A 22-year-old arrangement between the Departments of Veterans Affairs and Immigration and Customs Enforcement has drawn ire from conservatives in Congress, who claim it puts health care for detained migrants over that of veterans.
But VA officials say it has no impact whatsoever on veterans' services or health care -- and costs the agency nothing.
Since 2002, the VA's Financial Services Center, or FSC, has processed medical claims for an ICE program office that is responsible for providing health care for migrants detained by the border security agency. The VA center facilitates the same work under separate contracts for a variety of other federal offices.
The long-standing agreement with ICE has recently become a political football amid attacks from lawmakers and conservative advocates who have hammered President Joe Biden over a flood of migrants coming across the southern border.

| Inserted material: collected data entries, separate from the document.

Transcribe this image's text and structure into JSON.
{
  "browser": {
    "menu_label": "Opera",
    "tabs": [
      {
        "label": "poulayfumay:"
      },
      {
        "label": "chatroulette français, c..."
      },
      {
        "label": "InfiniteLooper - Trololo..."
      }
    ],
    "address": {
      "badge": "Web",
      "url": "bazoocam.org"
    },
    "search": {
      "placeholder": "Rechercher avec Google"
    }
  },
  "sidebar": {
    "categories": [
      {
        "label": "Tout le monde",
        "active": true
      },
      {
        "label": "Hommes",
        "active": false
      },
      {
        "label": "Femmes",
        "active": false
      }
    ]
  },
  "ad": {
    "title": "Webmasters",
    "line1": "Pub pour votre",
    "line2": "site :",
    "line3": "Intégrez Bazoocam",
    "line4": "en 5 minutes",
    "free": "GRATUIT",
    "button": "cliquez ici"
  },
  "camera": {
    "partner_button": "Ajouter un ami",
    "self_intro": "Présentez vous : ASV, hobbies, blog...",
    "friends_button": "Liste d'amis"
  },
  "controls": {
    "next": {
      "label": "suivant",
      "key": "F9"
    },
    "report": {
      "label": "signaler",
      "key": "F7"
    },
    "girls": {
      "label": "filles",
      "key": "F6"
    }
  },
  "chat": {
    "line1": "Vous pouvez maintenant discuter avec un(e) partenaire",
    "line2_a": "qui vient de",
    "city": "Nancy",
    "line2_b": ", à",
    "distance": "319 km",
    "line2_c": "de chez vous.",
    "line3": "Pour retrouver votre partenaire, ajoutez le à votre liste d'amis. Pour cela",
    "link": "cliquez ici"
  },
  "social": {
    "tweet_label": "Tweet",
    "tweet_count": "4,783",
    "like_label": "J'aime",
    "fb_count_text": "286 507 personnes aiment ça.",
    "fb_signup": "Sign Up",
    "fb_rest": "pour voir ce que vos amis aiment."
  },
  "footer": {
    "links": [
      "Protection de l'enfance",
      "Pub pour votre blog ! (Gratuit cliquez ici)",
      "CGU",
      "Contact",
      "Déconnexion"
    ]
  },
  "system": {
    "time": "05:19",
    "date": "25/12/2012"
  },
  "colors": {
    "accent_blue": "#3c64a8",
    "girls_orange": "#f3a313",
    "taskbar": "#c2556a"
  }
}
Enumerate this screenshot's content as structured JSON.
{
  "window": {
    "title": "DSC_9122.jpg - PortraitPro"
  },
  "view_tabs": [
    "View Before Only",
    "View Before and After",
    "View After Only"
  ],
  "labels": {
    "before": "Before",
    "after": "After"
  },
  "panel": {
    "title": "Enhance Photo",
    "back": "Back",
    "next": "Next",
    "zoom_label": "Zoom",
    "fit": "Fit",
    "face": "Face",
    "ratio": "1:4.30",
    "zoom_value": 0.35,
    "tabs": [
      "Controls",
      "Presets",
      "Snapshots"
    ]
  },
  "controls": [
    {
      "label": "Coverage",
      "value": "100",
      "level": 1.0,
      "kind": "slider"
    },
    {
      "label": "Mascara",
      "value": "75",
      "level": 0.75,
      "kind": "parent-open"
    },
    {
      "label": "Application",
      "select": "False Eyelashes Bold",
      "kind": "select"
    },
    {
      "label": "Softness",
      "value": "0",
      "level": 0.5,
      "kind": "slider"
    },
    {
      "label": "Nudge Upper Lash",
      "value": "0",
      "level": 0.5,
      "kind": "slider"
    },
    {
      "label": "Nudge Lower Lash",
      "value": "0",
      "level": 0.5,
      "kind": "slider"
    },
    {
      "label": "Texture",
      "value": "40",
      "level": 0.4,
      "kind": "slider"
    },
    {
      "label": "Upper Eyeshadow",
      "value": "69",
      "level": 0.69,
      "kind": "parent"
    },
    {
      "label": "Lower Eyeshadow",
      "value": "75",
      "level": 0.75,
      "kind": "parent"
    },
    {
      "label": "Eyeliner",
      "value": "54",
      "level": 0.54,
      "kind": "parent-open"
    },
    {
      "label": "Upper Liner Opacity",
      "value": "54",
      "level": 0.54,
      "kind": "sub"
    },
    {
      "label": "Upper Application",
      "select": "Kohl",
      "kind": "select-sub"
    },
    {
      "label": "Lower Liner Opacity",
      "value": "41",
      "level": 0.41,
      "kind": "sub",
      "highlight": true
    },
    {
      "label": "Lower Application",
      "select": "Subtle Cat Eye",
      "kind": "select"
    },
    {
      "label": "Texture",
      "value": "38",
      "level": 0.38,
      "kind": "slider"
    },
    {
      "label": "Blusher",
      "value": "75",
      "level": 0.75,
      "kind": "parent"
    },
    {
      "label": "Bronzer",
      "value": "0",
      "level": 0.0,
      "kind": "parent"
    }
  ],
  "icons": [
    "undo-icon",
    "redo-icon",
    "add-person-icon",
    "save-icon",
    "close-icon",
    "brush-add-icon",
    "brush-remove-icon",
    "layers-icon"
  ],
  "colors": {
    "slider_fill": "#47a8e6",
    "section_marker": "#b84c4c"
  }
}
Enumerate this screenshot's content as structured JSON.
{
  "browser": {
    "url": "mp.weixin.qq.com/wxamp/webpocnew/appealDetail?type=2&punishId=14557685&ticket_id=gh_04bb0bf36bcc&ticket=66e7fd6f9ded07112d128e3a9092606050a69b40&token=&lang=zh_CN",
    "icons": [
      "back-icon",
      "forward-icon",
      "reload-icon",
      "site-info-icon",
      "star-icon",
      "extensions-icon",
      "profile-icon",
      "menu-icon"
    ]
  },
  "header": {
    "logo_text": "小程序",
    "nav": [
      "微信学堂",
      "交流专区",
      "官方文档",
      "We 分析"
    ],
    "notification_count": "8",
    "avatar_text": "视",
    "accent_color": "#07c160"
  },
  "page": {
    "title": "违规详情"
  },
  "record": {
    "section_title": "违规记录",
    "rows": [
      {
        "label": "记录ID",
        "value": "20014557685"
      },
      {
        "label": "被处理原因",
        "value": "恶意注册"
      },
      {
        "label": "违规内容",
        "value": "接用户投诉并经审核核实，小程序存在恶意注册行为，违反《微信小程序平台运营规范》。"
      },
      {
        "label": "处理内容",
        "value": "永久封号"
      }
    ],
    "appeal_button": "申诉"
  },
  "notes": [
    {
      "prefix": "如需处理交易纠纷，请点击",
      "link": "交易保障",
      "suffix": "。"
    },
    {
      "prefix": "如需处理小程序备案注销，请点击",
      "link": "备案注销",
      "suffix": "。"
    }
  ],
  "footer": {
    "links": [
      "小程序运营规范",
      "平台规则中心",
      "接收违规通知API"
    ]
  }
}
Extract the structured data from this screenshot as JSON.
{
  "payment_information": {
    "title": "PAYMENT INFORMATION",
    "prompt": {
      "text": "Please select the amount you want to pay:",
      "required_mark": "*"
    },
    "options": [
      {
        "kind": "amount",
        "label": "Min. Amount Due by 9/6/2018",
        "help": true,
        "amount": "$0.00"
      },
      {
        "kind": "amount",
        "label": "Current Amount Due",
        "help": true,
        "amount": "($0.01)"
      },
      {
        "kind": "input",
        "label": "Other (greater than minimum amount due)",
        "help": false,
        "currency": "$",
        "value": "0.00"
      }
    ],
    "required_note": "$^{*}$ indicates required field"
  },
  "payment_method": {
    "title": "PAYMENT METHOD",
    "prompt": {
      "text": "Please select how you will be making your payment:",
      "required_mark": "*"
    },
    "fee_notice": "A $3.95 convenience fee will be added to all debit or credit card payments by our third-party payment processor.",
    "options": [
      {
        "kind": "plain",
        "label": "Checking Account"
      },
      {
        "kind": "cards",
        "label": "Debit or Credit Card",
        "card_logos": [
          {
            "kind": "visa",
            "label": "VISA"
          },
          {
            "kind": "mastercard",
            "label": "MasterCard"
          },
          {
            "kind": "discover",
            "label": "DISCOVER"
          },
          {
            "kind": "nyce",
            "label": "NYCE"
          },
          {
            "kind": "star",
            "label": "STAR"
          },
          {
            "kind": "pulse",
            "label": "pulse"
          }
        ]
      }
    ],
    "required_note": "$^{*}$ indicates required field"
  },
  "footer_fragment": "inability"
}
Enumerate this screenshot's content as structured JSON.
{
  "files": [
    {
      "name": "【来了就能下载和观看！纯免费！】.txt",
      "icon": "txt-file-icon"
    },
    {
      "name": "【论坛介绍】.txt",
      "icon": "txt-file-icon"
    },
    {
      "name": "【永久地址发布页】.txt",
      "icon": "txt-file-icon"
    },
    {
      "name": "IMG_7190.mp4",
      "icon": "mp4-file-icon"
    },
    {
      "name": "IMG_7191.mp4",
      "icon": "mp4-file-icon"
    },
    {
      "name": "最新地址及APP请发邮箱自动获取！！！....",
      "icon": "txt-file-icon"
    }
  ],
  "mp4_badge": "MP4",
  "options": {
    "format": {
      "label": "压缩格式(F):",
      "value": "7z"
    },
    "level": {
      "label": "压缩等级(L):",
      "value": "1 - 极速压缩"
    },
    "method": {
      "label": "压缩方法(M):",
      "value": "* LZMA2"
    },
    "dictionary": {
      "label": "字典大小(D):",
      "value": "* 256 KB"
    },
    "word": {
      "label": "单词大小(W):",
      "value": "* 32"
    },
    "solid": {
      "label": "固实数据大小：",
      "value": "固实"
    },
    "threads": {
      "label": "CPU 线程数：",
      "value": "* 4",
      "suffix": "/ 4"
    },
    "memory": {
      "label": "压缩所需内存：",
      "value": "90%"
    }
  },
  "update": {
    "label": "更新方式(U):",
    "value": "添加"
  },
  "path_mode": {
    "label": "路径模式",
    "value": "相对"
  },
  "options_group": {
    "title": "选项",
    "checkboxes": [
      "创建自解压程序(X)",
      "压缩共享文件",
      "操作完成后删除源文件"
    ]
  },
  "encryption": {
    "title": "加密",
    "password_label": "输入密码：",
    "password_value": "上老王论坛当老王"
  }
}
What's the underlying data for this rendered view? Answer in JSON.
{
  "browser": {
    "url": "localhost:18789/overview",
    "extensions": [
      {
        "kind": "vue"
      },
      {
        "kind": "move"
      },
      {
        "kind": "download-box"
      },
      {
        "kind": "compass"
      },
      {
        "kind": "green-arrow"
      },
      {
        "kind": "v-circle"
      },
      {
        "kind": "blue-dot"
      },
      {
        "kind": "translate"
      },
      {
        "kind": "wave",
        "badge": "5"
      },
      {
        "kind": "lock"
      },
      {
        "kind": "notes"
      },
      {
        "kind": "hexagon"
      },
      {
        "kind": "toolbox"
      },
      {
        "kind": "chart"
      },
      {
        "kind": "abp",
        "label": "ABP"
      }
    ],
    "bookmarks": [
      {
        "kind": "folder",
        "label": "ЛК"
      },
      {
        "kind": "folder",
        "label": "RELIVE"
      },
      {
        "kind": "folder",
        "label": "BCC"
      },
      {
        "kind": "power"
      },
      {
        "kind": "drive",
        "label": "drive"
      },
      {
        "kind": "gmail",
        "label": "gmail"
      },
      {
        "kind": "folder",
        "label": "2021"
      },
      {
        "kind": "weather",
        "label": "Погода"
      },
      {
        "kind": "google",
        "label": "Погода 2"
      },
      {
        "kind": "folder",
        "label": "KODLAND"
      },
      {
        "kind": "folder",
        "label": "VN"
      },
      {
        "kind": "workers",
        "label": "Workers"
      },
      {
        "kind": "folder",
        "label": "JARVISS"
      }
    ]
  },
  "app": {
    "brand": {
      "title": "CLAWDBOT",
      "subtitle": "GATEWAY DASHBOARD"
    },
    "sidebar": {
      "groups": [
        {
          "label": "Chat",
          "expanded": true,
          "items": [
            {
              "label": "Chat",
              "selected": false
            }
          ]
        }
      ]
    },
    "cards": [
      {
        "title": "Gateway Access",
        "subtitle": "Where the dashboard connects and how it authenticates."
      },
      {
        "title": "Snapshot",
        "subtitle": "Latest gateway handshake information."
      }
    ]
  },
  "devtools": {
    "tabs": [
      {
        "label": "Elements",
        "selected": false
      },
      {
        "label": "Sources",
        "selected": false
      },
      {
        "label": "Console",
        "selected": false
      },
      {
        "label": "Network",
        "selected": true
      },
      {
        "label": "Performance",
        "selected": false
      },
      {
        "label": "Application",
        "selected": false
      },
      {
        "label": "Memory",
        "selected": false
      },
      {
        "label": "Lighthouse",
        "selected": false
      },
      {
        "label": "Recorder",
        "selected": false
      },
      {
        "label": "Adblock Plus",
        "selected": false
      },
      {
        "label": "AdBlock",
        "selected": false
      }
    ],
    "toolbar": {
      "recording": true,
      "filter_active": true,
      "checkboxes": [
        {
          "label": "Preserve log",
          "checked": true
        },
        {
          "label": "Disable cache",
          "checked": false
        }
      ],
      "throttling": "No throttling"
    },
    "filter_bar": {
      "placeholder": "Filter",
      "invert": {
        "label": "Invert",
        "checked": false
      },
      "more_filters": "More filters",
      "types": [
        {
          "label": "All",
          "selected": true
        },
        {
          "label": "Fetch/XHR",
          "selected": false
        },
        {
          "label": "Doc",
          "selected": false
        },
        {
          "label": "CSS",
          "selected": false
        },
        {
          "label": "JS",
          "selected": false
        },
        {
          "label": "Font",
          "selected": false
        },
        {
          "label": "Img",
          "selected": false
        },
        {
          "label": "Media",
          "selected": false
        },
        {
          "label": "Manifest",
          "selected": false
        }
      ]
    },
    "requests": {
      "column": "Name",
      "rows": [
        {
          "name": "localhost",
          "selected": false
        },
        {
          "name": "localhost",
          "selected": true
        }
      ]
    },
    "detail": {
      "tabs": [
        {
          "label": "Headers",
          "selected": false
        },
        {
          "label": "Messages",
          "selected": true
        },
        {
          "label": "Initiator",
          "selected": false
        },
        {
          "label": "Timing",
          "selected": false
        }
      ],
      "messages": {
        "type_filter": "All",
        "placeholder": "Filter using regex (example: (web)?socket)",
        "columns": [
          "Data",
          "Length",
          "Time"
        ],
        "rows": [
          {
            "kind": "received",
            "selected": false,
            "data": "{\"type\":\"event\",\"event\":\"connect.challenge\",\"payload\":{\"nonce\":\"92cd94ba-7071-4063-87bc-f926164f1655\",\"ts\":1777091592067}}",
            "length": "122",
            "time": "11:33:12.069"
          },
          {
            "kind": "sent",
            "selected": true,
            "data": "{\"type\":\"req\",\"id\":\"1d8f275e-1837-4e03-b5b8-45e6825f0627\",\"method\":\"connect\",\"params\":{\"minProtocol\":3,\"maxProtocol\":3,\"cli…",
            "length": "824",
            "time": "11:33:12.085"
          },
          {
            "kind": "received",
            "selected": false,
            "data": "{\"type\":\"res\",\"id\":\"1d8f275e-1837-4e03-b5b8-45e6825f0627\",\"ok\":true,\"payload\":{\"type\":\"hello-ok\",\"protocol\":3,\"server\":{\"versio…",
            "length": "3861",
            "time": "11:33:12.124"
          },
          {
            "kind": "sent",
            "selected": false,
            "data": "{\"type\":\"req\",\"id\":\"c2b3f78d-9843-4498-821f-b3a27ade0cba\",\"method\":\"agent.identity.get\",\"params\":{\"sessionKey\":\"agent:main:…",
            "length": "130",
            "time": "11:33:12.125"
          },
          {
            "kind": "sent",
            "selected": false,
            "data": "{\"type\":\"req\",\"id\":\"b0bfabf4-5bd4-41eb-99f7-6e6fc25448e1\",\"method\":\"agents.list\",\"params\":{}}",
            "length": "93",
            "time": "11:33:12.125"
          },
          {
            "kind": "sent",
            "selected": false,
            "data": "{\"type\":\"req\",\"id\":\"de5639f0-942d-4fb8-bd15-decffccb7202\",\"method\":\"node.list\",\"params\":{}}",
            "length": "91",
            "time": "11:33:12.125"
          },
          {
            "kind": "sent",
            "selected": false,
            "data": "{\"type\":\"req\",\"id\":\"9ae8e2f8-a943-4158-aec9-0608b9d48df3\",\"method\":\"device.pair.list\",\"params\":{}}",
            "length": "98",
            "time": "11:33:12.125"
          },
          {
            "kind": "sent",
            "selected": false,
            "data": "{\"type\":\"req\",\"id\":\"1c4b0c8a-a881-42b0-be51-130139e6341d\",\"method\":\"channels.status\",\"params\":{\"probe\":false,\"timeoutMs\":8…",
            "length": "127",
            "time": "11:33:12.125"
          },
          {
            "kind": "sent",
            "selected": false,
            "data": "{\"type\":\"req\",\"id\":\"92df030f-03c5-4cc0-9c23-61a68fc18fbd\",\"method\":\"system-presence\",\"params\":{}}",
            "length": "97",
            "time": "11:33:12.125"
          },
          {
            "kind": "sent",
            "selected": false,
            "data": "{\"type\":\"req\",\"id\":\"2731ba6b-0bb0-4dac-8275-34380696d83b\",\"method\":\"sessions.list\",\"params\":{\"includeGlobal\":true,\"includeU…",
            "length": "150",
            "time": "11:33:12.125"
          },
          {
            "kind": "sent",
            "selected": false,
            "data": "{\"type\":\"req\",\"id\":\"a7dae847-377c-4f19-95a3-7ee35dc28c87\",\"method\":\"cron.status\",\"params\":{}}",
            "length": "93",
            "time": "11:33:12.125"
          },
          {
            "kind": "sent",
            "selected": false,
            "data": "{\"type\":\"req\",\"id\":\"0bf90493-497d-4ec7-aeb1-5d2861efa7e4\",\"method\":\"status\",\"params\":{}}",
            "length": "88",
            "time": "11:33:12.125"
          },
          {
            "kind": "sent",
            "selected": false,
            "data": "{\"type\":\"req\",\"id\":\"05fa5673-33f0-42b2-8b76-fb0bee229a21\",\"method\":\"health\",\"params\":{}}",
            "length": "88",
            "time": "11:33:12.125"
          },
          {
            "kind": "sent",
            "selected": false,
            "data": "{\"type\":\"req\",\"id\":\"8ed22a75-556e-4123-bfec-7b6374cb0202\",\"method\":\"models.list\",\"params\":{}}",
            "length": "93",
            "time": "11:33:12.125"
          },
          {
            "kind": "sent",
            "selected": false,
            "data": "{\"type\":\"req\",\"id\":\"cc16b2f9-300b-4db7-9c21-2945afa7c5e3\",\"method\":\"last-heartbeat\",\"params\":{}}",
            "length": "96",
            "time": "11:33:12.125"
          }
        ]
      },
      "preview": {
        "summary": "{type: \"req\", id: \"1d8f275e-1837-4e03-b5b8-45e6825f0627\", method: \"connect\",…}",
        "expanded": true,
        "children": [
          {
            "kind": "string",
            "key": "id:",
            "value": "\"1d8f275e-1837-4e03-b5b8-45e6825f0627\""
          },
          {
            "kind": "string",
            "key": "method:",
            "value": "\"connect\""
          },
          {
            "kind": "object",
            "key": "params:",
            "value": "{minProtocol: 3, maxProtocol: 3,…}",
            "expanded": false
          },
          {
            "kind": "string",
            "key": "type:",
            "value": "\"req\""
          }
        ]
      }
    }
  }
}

In December, Illinois Republican Rep. Mike Bost, chairman of the House Veterans Affairs Committee, and Sen. Tommy Tuberville, R-Ala., introduced a bill called the "No VA Resources for Illegal Aliens Act," which would prohibit the VA from using resources to provide health care or process claims for migrants.
In rolling out the proposed legislation, Bost described being "stonewalled" by the Biden administration in obtaining answers on the arrangement, which has been in place since the George W. Bush administration.
"Until I get the response our veterans deserve, I'll use every available tool of my chairmanship to end this practice and put our veterans first," Bost said in a statement.
VA officials said Thursday that, while taxpayer funding is used to process the health care claims, ICE, not the VA, pays for the work.
And, VA Press Secretary Terrence Hayes added, the VA has never provided health care to migrant detainees.
"VA does not provide or fund any health care to ICE detainees. There is a 2002 payment processing agreement, in which ICE pays for the FSC to process payments for ICE-funded health care. This involves no more than 10 employees, is fully paid for by ICE, and has been in place for every administration since 2002," Hayes said in a statement to Military.com.
In a recent statement to The New York Post, Tuberville's office said the Biden administration was "playing word games" and accused the VA of allowing detainees to access its community care network, which provides private health care services to veterans outside VA clinics and medical centers.
"By definition, that means worse options for our veterans," a spokesperson for the senator told The Post.
Under the agreement, however, the ICE Health Service Corps, or IHSC, program office is responsible for authorizing health care services for detainees and obtaining providers to deliver their health care.
"No resources meant for veterans are used as part of this agreement. FSC provides an administrative function for ICE, using ICE funds, that has zero impact on veteran health care or benefits," Hayes said in a statement.
"Again, they provide this claims processing function in return for IHSC paying a fee to FSC. None of the employees have been diverted from other roles, and no resources meant for veterans are used as part of this agreement," Hayes added.
The ICE Health Service Corps provides health care to immigrants in ICE custody, including direct care and coordination of off-site care.
In fiscal 2021, IHSC paid VA $74.7 million to provide medical claims processing and support referral for outside care, according to a 2022 report to the Senate and House Homeland Security Committees.
According to the report, in fiscal 2021, IHSC provided health care directly to 88,000 immigrants and oversaw health care for more than 169,000 in other medical settings. It spent $338.2 million on care for these detainees, including $21.4 million from Coronavirus Aid, Relief, and Economic Security Act funds.